Никто не отвѣчалъ, но мистеръ Домби вскорѣ велѣлъ Сузаннѣ позвать Валтера. Черезъ короткій промежутокъ времени, въ который Поль смотрѣлъ съ улыбкою на добрую Полли и радовался, что она не забыла Флоренсу, привели въ комнату Валтера. Открытость его лица и манеръ и веселые глаза всегда нравились Полю; увидя его, ребенокъ протянулъ руку и сказалъ: "Прощайте, Валтеръ!"

-- Прощайте? воскликнула мистриссъ Пипчинъ.-- Нѣтъ, не прощайте, дружокъ.

Поль взглянулъ на нее такъ же лукаво, какъ часто посматривалъ изъ своего угла у камина и сказалъ кротко: "Да, прощайте! прощайте, милый Валтеръ!" обративъ къ нему голову и снова протягивая руку. "А гдѣ папа?"

Онъ почувствовалъ на щекѣ своей дыханіе отца прежде, чѣмъ успѣлъ выговорить.

-- Не забывайте Валтера, милый папа, шепнулъ онъ, глядя ему въ лицо.-- Не забывайте Валтера, папа. Я любилъ Валтера! Слабая рука ребенка привѣтствовала Валтера, какъ-будто говоря еще разъ: прощай.-- Теперь положите меня снова, продолжалъ онъ: -- Флой, подойди ко мнѣ ближе, я хочу видѣть твое лицо!

Братъ и сестра обвили другъ друга руками и золотой свѣтъ озарилъ группу обнявшихся дѣтей.

-- Какъ быстро течетъ рѣка между своими зелеными берегами и камышами, Флой! Но она очень-близка къ морю. Я слышу, какъ его волны шумятъ! Они это всегда говорили!

Вскорѣ послѣ, онъ сказалъ ей, что движеніе лодки на рѣкѣ наводитъ на него сонь. Какъ зелены берега ея теперь! какіе свѣжіе цвѣты растутъ на нихъ!
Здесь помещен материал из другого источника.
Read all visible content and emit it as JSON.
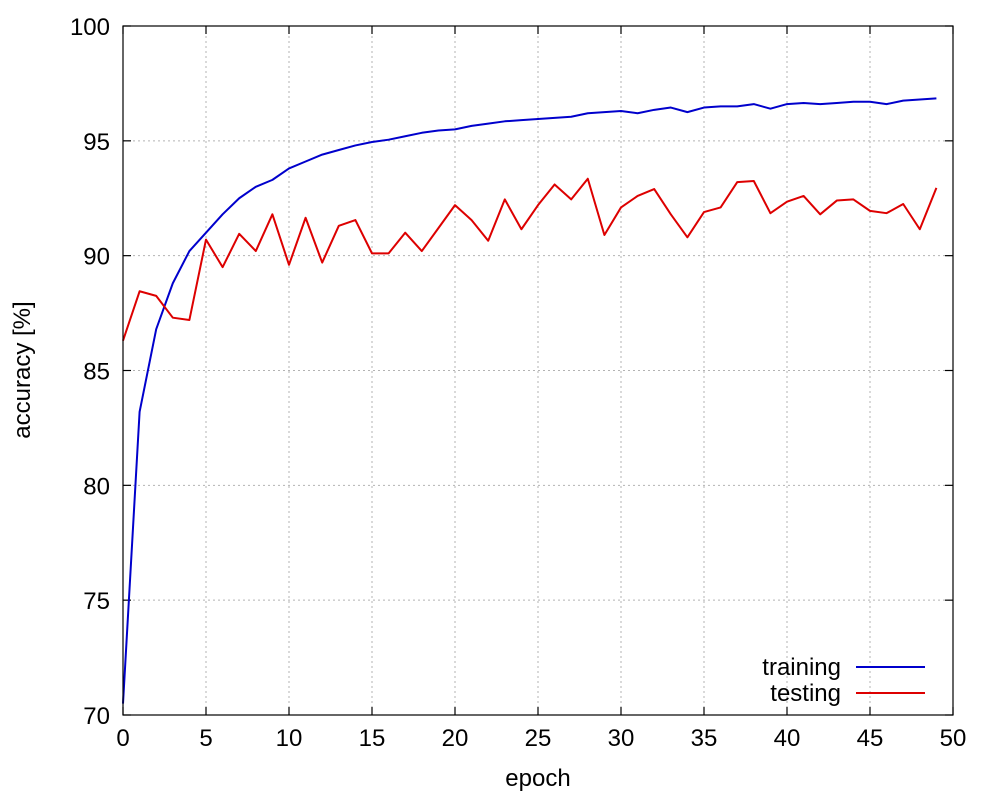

Какіе высокіе камыши! Теперь лодку уже вынесло въ море, но она плавно скользитъ впередъ. А вотъ и берегъ! Кто стоитъ на берегу?

Ребенокъ сложилъ на шеѣ сестры руки, какъ складывалъ ихъ, когда молился. \

-- Мама похожа на тебя, Флой. Я узнаю ее по твоему лицу! Но скажи имъ, что картинка, которая на лѣстницѣ въ школѣ, не довольно божественна. Сіяніе, которое тамъ вокругъ головы, свѣтитъ теперь на меня!

Золотое мерцаніе заиграло опять на стѣнѣ, но ни что, кромѣ его, не шевелилось въ комнатѣ.

Быстрая рѣка унесла погасшаго малютку въ океанъ вѣчности!

-----

-- Ахъ, Боже мой, Боже мой! сказала миссъ Токсъ съ новымъ взрывомъ горести, какъ-будто сердце ея надорвалось.-- Кто бы подумалъ, что наконецъ изъ Домби и Сына выйдетъ только дочь.